Premièrement, l’épidémie n’est pas terminée, même si l’on peut espérer ne plus voir de variantes susceptibles de provoquer de nombreux cas graves, mais nous ne sommes pas totalement immunisés. Le deuxième point est qu’il y a eu une adaptation des vaccins, avec des recherches très actives en ce moment, notamment sur les vaccins bivalents qui seront disponibles la semaine prochaine. Il existe également des tentatives de recherche pour aller plus loin, notamment sur des vaccins muqueux qui pourraient être administrés par inhalation nasale. Ils pourraient également présenter un intérêt car ils pourraient réduire le risque d’infection.

On en parle depuis longtemps, êtes-vous au courant ?

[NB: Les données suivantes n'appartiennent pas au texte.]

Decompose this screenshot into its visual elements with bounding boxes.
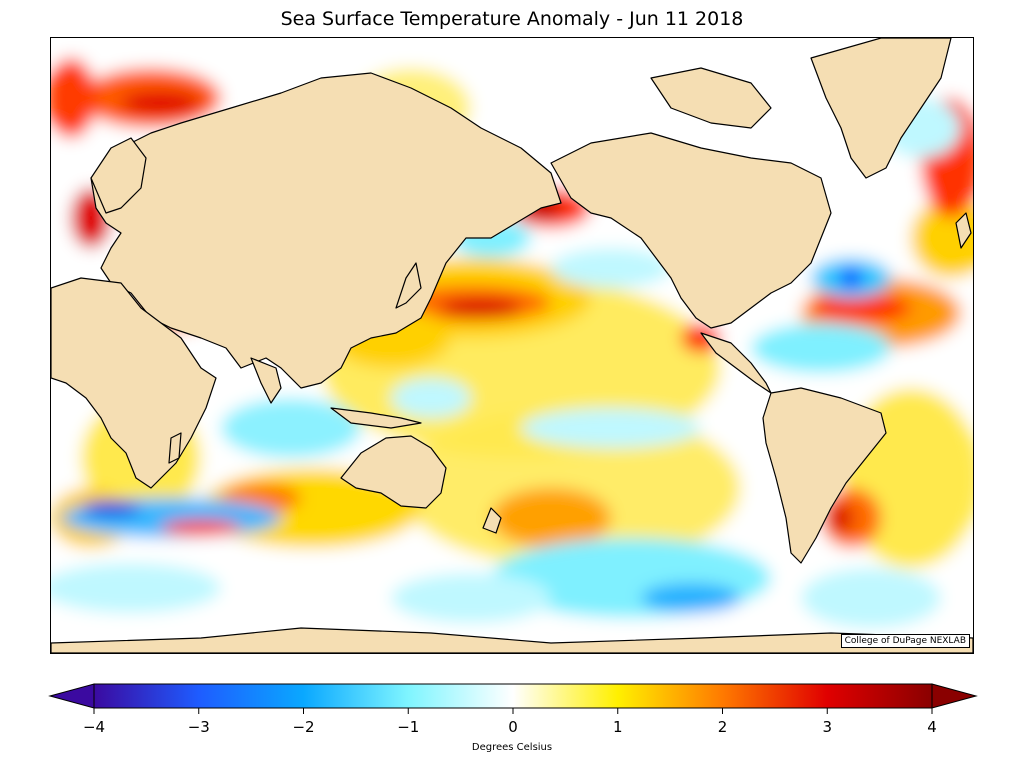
sst-anomaly-map: College of DuPage NEXLAB	[50, 37, 974, 654]
colorbar-tick-label: 4	[927, 718, 937, 736]
scandinavia-landmass	[90, 137, 147, 214]
arctic-islands-landmass	[650, 67, 772, 129]
indonesia-landmass	[330, 407, 422, 429]
colorbar-tick-label: −3	[187, 718, 210, 736]
colorbar-left-arrow	[48, 683, 95, 709]
colorbar-right-arrow	[931, 683, 978, 709]
australia-landmass	[340, 435, 447, 509]
colorbar-tick-label: −2	[292, 718, 315, 736]
colorbar-tick-label: 3	[822, 718, 833, 736]
colorbar-tick-label: 2	[717, 718, 728, 736]
antarctica-landmass	[51, 627, 973, 653]
landmasses	[51, 38, 973, 653]
colorbar	[48, 683, 978, 714]
credit-label: College of DuPage NEXLAB	[840, 634, 970, 648]
map-title: Sea Surface Temperature Anomaly - Jun 11…	[280, 8, 744, 30]
colorbar-tick-label: −4	[82, 718, 106, 736]
north-america-landmass	[550, 132, 832, 329]
india-landmass	[250, 357, 282, 404]
japan-landmass	[395, 262, 422, 309]
south-america-landmass	[762, 387, 887, 564]
greenland-landmass	[810, 38, 952, 179]
colorbar-tick-label: −1	[397, 718, 420, 736]
colorbar-label: Degrees Celsius	[471, 742, 553, 753]
colorbar-ramp	[93, 683, 933, 709]
new-zealand-landmass	[482, 507, 502, 534]
colorbar-tick-label: 0	[508, 718, 518, 736]
uk-landmass	[955, 212, 972, 249]
colorbar-tick-label: 1	[612, 718, 623, 736]
madagascar-landmass	[168, 432, 182, 464]
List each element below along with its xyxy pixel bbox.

Il y a beaucoup de choses en cours et il y a même des vaccins qui ont été approuvés en Chine, on ne sait pas quoi en penser. Mais en tout cas, ce type de vaccin est actuellement en essais cliniques. Il est trop tôt pour dire si cela fonctionnera, mais si c’était le cas, ce serait bien. Ils doivent être pris en plus d’autres vaccins, et non à leur place. Afin d’avoir une immunité complète et notamment de se protéger des formes sévères, il vous faudrait toujours les vaccins que vous connaissez. Mais ce serait bien de pouvoir combiner les deux. Il est possible que cela soit possible dans les mois et peut-être les années à venir. Quoi qu’il en soit, c’est une piste de recherche intéressante.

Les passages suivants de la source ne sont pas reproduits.